The majority of U.S. employees feel they can’t share an idea, opinion or concern at work due to a fear of disrupting their role at the company, according to a new survey by Fierce Conversations.

The research, which surveyed more than 1,000 full-time employees across the U.S., found nearly 63 per cent of respondents have chosen not to share a concern or negative feedback at work. The survey participants’ top reason was they don’t want to seem combative. This was followed by fear of being viewed as uncooperative and worry that others would view them negatively.

Further, the survey found 80 per cent of employees believe it’s important to be considered nice by those they work with, with just five per cent indicating that being viewed as nice is unimportant. The top three reasons were: they find work is more enjoyable when they get along with colleagues; it makes it easier to get things done; and they’ll get more interesting work/more opportunities if people like working with them.

Read: Communication, learning key factors in driving employee experience: report

“Many of the companies we work with have admitted to us that their organizations suffer from a culture of nice, where people are afraid to speak openly or confront the behaviour of others for fear they may rock the boat or be judged as challenging the status quo,” said Stacey Engle, president of Fierce Conversations, in a press release. “The results of our research confirm this — employees fear being seen as combative and thus keep their concerns and negative feedback to themselves.

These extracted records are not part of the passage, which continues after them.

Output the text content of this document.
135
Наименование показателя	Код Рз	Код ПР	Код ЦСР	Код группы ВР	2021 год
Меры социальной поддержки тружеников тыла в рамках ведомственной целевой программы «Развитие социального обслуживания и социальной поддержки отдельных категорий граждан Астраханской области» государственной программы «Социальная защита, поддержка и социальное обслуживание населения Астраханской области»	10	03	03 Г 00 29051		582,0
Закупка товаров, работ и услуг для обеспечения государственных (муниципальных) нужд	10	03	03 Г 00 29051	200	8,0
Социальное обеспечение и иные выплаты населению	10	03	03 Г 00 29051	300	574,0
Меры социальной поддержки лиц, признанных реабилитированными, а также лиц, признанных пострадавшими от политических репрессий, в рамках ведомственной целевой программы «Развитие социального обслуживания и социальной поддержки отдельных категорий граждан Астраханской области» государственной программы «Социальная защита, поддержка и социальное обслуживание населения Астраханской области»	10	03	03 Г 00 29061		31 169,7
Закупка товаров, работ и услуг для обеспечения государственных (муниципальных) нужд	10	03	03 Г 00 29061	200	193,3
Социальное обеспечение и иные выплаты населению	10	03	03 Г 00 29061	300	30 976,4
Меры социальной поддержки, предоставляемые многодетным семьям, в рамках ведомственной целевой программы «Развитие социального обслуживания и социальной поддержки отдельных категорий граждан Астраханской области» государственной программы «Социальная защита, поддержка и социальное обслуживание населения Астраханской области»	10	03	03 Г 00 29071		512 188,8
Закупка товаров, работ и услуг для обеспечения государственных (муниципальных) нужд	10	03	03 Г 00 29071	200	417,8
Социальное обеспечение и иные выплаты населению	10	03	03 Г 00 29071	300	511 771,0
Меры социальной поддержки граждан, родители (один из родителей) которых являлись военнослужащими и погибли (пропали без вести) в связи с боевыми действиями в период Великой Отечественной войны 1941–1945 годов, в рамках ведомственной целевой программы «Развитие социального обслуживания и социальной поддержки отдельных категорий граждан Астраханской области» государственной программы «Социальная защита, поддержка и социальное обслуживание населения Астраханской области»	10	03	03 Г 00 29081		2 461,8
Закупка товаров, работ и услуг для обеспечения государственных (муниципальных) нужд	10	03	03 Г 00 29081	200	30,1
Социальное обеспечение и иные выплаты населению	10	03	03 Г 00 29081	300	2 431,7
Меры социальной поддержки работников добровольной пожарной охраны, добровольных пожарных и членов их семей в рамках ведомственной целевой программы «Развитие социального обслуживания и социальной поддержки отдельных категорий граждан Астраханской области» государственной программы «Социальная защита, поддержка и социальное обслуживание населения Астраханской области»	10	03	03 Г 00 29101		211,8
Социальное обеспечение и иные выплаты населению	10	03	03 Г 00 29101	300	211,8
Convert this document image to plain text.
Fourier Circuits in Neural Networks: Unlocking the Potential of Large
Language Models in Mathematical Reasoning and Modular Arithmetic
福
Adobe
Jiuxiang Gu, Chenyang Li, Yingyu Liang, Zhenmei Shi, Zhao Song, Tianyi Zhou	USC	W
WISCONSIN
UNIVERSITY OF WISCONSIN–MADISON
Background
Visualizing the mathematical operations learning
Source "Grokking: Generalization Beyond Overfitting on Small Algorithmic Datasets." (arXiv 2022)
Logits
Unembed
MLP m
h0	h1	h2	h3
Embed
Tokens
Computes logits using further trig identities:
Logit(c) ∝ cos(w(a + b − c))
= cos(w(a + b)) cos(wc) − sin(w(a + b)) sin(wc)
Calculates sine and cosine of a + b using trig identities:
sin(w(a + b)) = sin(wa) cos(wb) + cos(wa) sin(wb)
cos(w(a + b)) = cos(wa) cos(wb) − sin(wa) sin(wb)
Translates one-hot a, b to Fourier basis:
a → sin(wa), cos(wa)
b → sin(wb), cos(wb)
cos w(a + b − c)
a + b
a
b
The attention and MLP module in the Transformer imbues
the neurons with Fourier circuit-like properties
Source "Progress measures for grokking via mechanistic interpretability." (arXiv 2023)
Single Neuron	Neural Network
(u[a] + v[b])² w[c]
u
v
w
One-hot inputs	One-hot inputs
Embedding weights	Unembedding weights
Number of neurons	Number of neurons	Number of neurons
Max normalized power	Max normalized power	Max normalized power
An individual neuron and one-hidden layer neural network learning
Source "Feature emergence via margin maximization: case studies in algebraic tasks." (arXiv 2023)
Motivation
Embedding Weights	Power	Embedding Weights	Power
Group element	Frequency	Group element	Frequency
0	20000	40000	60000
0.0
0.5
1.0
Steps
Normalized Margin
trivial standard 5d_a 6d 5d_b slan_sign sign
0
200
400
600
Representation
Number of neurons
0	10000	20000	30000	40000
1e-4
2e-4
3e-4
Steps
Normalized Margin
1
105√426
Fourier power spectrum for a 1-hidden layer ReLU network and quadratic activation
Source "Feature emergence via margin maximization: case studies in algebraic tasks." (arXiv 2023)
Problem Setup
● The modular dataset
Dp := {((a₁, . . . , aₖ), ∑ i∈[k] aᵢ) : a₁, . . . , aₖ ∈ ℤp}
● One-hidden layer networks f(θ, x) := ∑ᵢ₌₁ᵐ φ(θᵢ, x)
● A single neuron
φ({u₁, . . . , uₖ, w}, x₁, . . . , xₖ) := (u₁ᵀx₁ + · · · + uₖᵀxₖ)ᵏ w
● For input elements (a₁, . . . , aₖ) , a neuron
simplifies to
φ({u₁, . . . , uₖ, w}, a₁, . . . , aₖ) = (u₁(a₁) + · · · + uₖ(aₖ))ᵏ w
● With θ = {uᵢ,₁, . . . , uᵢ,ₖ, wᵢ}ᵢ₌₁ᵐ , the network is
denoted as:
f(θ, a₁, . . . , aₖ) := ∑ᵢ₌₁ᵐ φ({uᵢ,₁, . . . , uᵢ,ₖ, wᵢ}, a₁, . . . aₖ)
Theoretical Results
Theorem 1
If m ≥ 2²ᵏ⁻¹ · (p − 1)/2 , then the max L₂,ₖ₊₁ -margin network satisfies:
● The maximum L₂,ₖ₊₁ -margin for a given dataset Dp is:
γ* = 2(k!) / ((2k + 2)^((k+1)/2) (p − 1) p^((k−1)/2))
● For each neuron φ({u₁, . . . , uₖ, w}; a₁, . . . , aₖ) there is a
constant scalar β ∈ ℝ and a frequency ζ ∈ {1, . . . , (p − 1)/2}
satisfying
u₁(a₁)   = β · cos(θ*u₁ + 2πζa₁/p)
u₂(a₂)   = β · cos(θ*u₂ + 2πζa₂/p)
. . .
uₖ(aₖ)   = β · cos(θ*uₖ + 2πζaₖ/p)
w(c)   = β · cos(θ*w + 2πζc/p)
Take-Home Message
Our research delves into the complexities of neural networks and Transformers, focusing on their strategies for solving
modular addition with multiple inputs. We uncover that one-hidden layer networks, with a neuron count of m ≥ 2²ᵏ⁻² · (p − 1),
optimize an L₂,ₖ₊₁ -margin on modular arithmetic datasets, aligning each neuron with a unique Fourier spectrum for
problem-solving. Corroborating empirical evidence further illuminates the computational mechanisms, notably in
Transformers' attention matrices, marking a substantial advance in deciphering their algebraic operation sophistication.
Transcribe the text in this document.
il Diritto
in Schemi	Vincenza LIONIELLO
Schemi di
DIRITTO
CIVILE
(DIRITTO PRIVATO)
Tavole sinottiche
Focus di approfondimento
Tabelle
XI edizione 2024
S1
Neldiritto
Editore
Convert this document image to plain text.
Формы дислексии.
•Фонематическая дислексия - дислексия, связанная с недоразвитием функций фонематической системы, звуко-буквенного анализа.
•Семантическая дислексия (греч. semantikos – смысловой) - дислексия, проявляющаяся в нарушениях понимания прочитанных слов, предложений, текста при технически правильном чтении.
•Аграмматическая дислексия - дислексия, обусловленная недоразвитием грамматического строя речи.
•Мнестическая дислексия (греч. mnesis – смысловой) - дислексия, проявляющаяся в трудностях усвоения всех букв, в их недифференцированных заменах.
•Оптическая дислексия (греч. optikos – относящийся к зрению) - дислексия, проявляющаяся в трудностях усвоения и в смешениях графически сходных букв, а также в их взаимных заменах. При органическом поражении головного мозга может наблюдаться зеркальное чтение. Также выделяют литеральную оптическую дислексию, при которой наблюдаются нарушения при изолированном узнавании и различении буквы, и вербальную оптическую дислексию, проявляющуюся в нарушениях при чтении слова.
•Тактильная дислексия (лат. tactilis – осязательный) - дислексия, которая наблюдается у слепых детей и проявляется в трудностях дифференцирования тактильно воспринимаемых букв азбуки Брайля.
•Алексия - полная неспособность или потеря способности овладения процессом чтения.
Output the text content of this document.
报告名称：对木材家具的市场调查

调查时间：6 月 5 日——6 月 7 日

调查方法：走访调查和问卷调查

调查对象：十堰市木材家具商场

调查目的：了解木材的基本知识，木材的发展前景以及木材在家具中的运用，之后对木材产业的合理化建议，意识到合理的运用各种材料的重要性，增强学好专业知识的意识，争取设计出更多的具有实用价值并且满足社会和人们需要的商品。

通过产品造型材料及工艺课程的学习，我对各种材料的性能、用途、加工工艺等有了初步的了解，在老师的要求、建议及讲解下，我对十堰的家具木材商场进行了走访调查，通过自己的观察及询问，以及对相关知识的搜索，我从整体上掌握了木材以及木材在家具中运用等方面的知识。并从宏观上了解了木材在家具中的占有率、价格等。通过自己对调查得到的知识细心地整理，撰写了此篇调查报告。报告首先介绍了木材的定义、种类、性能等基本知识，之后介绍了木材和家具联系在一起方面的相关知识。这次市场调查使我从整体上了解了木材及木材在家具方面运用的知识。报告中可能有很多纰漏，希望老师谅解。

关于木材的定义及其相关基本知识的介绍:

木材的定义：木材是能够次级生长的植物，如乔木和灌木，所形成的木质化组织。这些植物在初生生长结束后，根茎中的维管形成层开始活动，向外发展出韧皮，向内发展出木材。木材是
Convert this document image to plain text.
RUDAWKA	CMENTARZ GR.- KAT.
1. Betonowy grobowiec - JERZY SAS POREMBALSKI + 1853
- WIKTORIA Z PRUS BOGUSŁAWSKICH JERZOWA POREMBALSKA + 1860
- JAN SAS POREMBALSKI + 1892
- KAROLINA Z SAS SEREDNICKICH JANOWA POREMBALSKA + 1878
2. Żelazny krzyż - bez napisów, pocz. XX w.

“This can have a significant impact on an organization, not to mention employee mental health, and if not addressed can lead to problems that could be difficult to bounce back from — from significant turnover to direct loss of revenue.”

When asked in which situations they were least comfortable sharing concerns and negative feedback, respondents cited one-to-one meetings, with their boss, company leadership or colleagues. On the other hand, team meetings were the least likely situation respondents cited.

“In organizations where employees are empowered with strong conversations skills, concerns are not brushed under the rug and ideas and opinions flow freely,” said Engle. “The fact that employees are hesitant to speak up in the exact situations that are meant to bring out these ideas or thoughts should concern every employee in a leadership role, and then some.”